Em todo o mundo civilizado, os ensinamentos de Marx atraem para si uma enorme hostilidade e ódio da parte de toda a ciência burguesa (seja estatista [kazionny] ou liberal), a qual vê no marxismo algo como uma “seita perigosa”. Não se deve esperar nenhuma outra atitude, já que numa sociedade erigida sobre a luta de classes não podem existir ciências sociais “neutras”. De uma forma ou de outra, toda ciência estatista ou liberal defende a escravidão assalariada, enquanto o marxismo declarou uma guerra implacável contra essa escravidão. Esperar que haja ciência imparcial numa sociedade com escravidão assalariada é uma ingenuidade tão absurda quanto esperar que os fabricantes sejam neutros quando lhes questionam se é preciso aumentar os salários dos operários diminuindo os lucros do capital.

Mas não é só isso. A história da filosofia e a história das ciências sociais mostram com clareza meridiana que no marxismo não há nada semelhante a um “sectarismo” no sentido de algum ensinamento fechado, rígido, surgido separadamente do caminho principal da evolução da civilização mundial. Pelo contrário, toda a genialidade de Marx consiste exatamente em ele ter dado respostas a perguntas já feitas pelos pensadores progressistas da humanidade. Seus ensinamentos surgiram como uma continuação direta e natural dos ensinamentos dos maiores representantes da filosofia, da economia política e do socialismo.

Os ensinamentos de Marx são inquebrantáveis porque são corretos. Eles são completos e coerentes, dando às pessoas uma visão integral de mundo, irreconciliável com toda superstição, todo reacionarismo [reaktsia] e toda defesa do jugo burguês. Constituem a herança legítima do melhor que a humanidade criou no século 19, na forma da filosofia alemã, da economia política inglesa e do socialismo francês.

Vamos nos deter brevemente sobre essas três fontes e, ao mesmo tempo, partes componentes do marxismo.


I

A filosofia do marxismo é o materialismo. Ao longo de toda a história contemporânea da Europa, e em particular no fim do século 18, na França, onde havia irrompdo um combate encarniçado contra todo tipo de tralha medieval, contra a servidão nas instituições e nas ideias, o materialismo se revelou a única filosofia consequente, fiel a todas as descobertas das ciências naturais, hostil às superstições, à carolice e similares. Por isso, os inimigos da democracia tentaram com todas as forças “refutar”, desmontar e difamar o materialismo e defenderam formas diversas de idealismo filosófico, sempre reduzido, de um jeito ou de outro, ao apoio ou defesa da religião.

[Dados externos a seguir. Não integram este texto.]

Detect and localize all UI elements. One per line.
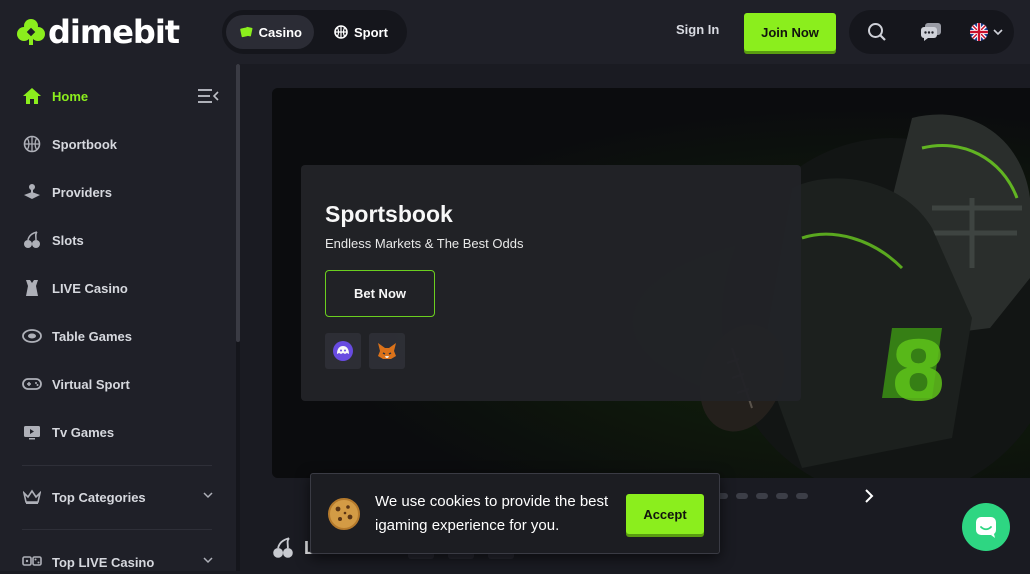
sidebar-item-table-games[interactable]: Table Games <box>22 324 217 348</box>
chevron-down-icon <box>993 29 1003 36</box>
language-selector[interactable] <box>969 20 1007 44</box>
sidebar-item-label: Home <box>52 88 89 104</box>
pagination-dot[interactable] <box>736 493 748 499</box>
sidebar-item-label: Sportbook <box>52 136 117 152</box>
dealer-icon <box>22 278 42 298</box>
chat-icon <box>976 517 996 538</box>
pagination-dot[interactable] <box>796 493 808 499</box>
brand-name: dimebit <box>48 13 180 51</box>
sidebar-item-live-casino[interactable]: LIVE Casino <box>22 276 217 300</box>
sidebar: Home Sportbook Providers Slots LIVE Casi… <box>0 64 240 571</box>
sidebar-divider <box>22 529 212 530</box>
cookie-consent: We use cookies to provide the best igami… <box>310 473 720 554</box>
chevron-down-icon <box>203 492 213 499</box>
crown-icon <box>22 487 42 507</box>
gamepad-icon <box>22 374 42 394</box>
joystick-icon <box>22 182 42 202</box>
uk-flag-icon <box>970 23 988 41</box>
sidebar-item-sportbook[interactable]: Sportbook <box>22 132 217 156</box>
game-type-switch: Casino Sport <box>222 10 407 54</box>
basketball-icon <box>334 25 348 39</box>
join-now-button[interactable]: Join Now <box>744 13 836 51</box>
dice-icon <box>22 552 42 572</box>
sidebar-section-top-categories[interactable]: Top Categories <box>22 485 217 509</box>
search-button[interactable] <box>865 20 889 44</box>
chevron-down-icon <box>203 557 213 564</box>
tab-casino[interactable]: Casino <box>226 15 314 49</box>
search-icon <box>868 23 886 41</box>
pagination-dot[interactable] <box>756 493 768 499</box>
top-bar: dimebit Casino Sport Sign In Join Now <box>0 0 1030 64</box>
logo[interactable]: dimebit <box>16 13 180 51</box>
tv-icon <box>22 422 42 442</box>
sidebar-divider <box>22 465 212 466</box>
sidebar-item-label: Tv Games <box>52 424 115 440</box>
banner-title: Sportsbook <box>325 201 453 227</box>
cherry-icon <box>273 537 293 558</box>
sidebar-item-label: Virtual Sport <box>52 376 130 392</box>
tab-sport[interactable]: Sport <box>320 15 402 49</box>
sidebar-item-providers[interactable]: Providers <box>22 180 217 204</box>
cards-icon <box>240 26 253 38</box>
sidebar-section-top-live-casino[interactable]: Top LIVE Casino <box>22 550 217 574</box>
sidebar-section-label: Top Categories <box>52 489 146 505</box>
home-icon <box>22 86 42 106</box>
svg-text:8: 8 <box>890 325 947 420</box>
sidebar-item-label: Slots <box>52 232 84 248</box>
cherry-icon <box>22 230 42 250</box>
cookie-icon <box>328 498 360 530</box>
sidebar-item-virtual-sport[interactable]: Virtual Sport <box>22 372 217 396</box>
sidebar-section-label: Top LIVE Casino <box>52 554 155 570</box>
coin-badge <box>325 333 361 369</box>
club-logo-icon <box>17 19 45 45</box>
sidebar-item-slots[interactable]: Slots <box>22 228 217 252</box>
banner-subtitle: Endless Markets & The Best Odds <box>325 236 524 251</box>
table-icon <box>22 326 42 346</box>
sidebar-item-tv-games[interactable]: Tv Games <box>22 420 217 444</box>
bet-now-button[interactable]: Bet Now <box>325 270 435 317</box>
header-tools <box>849 10 1014 54</box>
sidebar-item-label: Table Games <box>52 328 132 344</box>
metamask-fox-icon <box>378 343 396 359</box>
sidebar-item-label: Providers <box>52 184 112 200</box>
accept-cookies-button[interactable]: Accept <box>626 494 704 534</box>
chat-bubbles-icon <box>921 23 941 41</box>
sign-in-link[interactable]: Sign In <box>676 22 719 37</box>
chat-button[interactable] <box>919 20 943 44</box>
ghost-coin-icon <box>333 341 353 361</box>
sidebar-item-home[interactable]: Home <box>22 84 217 108</box>
coin-badge <box>369 333 405 369</box>
support-chat-button[interactable] <box>962 503 1010 551</box>
cookie-message: We use cookies to provide the best igami… <box>375 493 609 534</box>
pagination-dot[interactable] <box>776 493 788 499</box>
tab-sport-label: Sport <box>354 24 388 40</box>
tab-casino-label: Casino <box>258 24 302 40</box>
chevron-right-icon[interactable] <box>862 488 876 504</box>
banner-card: Sportsbook Endless Markets & The Best Od… <box>301 165 801 401</box>
sidebar-item-label: LIVE Casino <box>52 280 128 296</box>
basketball-icon <box>22 134 42 154</box>
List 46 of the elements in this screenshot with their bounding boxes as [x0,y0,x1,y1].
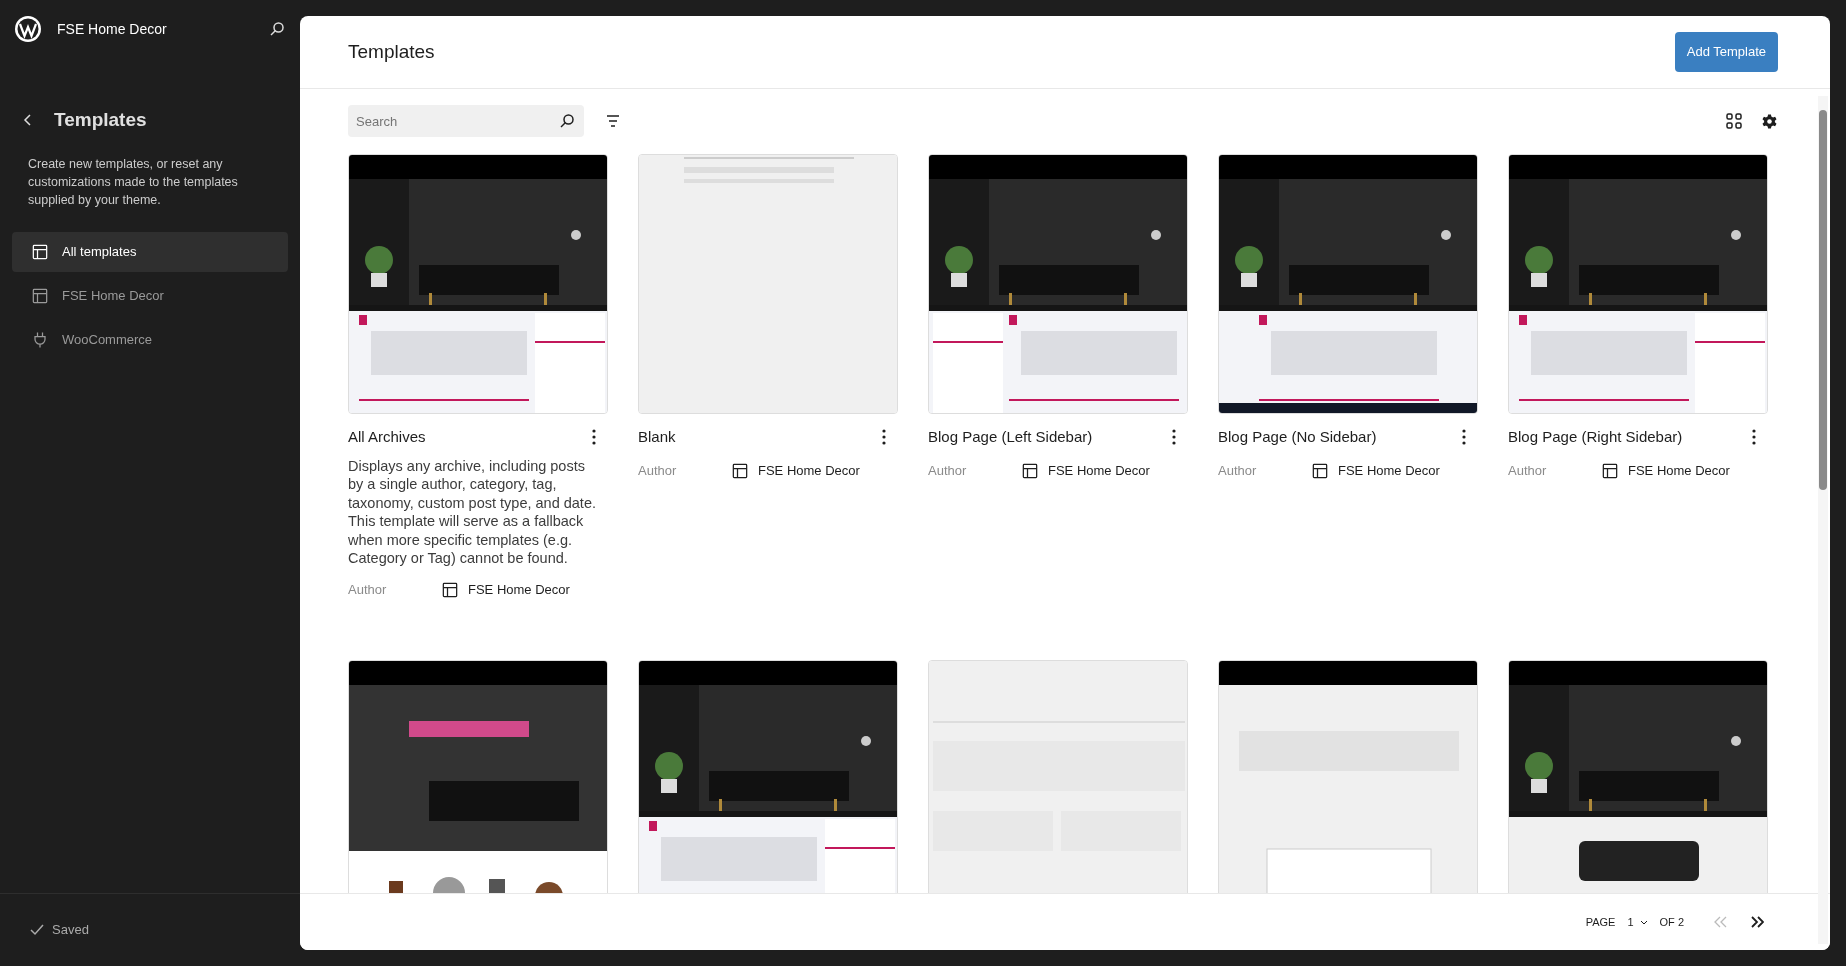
search-icon[interactable] [268,20,286,38]
page-total: OF 2 [1659,914,1684,930]
add-template-button[interactable]: Add Template [1674,32,1778,72]
checkmark-icon [30,924,44,936]
template-description: Displays any archive, including posts by a single author, category, tag, taxonomy, custom post type, and date. This template will serve as a fallback when more specific templates (e.g. Category or Tag) cannot be found. [348,456,597,568]
author-label: Author [638,461,678,480]
author-name: FSE Home Decor [1628,461,1730,480]
author-name: FSE Home Decor [1048,461,1150,480]
author-label: Author [1218,461,1258,480]
more-options-icon[interactable] [882,429,886,446]
author-name: FSE Home Decor [1338,461,1440,480]
template-title[interactable]: Blog Page (Right Sidebar) [1508,426,1683,449]
save-status: Saved [52,921,89,940]
sidebar-item[interactable]: WooCommerce [12,319,288,360]
grid-view-icon[interactable] [1726,113,1742,129]
page-label: PAGE [1585,914,1616,930]
more-options-icon[interactable] [1172,429,1176,446]
template-title[interactable]: Blank [638,426,676,449]
author-label: Author [928,461,968,480]
author-name: FSE Home Decor [758,461,860,480]
wordpress-logo-icon[interactable] [14,15,42,43]
more-options-icon[interactable] [1752,429,1756,446]
author-label: Author [1508,461,1548,480]
sidebar-item[interactable]: FSE Home Decor [12,275,288,316]
author-name: FSE Home Decor [468,580,570,599]
author-label: Author [348,580,388,599]
search-icon[interactable] [558,112,576,130]
more-options-icon[interactable] [1462,429,1466,446]
scrollbar-thumb[interactable] [1819,110,1827,490]
template-title[interactable]: Blog Page (Left Sidebar) [928,426,1093,449]
sidebar-item[interactable]: All templates [12,231,288,272]
sidebar-title: Templates [54,108,147,132]
last-page-icon[interactable] [1750,916,1764,928]
more-options-icon[interactable] [592,429,596,446]
scrollbar[interactable] [1818,96,1828,944]
back-icon[interactable] [22,113,34,128]
settings-icon[interactable] [1761,112,1778,130]
chevron-down-icon [1639,919,1648,925]
search-field[interactable]: Search [348,105,584,137]
page-title: Templates [348,39,435,64]
page-select[interactable]: 1 [1627,913,1648,931]
sidebar-description: Create new templates, or reset any customizations made to the templates supplied by your theme. [27,155,239,209]
filter-icon[interactable] [606,115,620,127]
site-title[interactable]: FSE Home Decor [57,18,167,40]
template-title[interactable]: Blog Page (No Sidebar) [1218,426,1377,449]
template-title[interactable]: All Archives [348,426,426,449]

Da maneira mais decidida, Marx e Engels advogaram o materialismo filosófico e desvelaram reiteradamente a profunda falsidade de cada desvio desse fundamento. As formulações mais claras e detalhadas de suas visões se encontram nas obras Ludwig Feuerbach e O Anti-Dühring, de Engels, as quais – à semelhança do Manifesto Comunista (2) – são os livros de cabeceira de qualquer operário consciente.

Marx, porém, não se deteve no materialismo do século 18, mas fez a filosofia avançar. Ele a enriqueceu com os aportes da filosofia clássica alemã, sobretudo do sistema de Hegel, que por sua vez conduziu ao materialismo de Feuerbach. Desses aportes, o principal foi a dialética, isto é, a doutrina do desenvolvimento em seu aspecto mais pleno, profundo e isento de unilateralismo, a doutrina da relatividade do conhecimento humano, que nos dá a imagem da matéria em evolução perpétua. As mais recentes descobertas das ciências naturais – o elemento rádio, os elétrons, a transformação dos elementos – comprovaram admiravelmente o materialismo dialético de Marx, em detrimento das doutrinas dos filósofos burgueses com suas “novas” recaídas no velho e podre idealismo.

Aprofundando e desenvolvendo o materialismo filosófico, Marx o levou até o fim, estendendo sua compreensão da natureza à compreensão da sociedade humana. A mais alta conquista do pensamento científico é o materialismo histórico de Marx. O caos e o arbítrio que até então reinavam nas visões sobre a história e a política espantosamente deram lugar a uma teoria científica integral e coerente, que mostra como a partir de determinada formação social desenvolve-se, na sequência do aumento das forças produtivas, outra formação, mais elevada – por exemplo, do feudalismo nascendo o capitalismo.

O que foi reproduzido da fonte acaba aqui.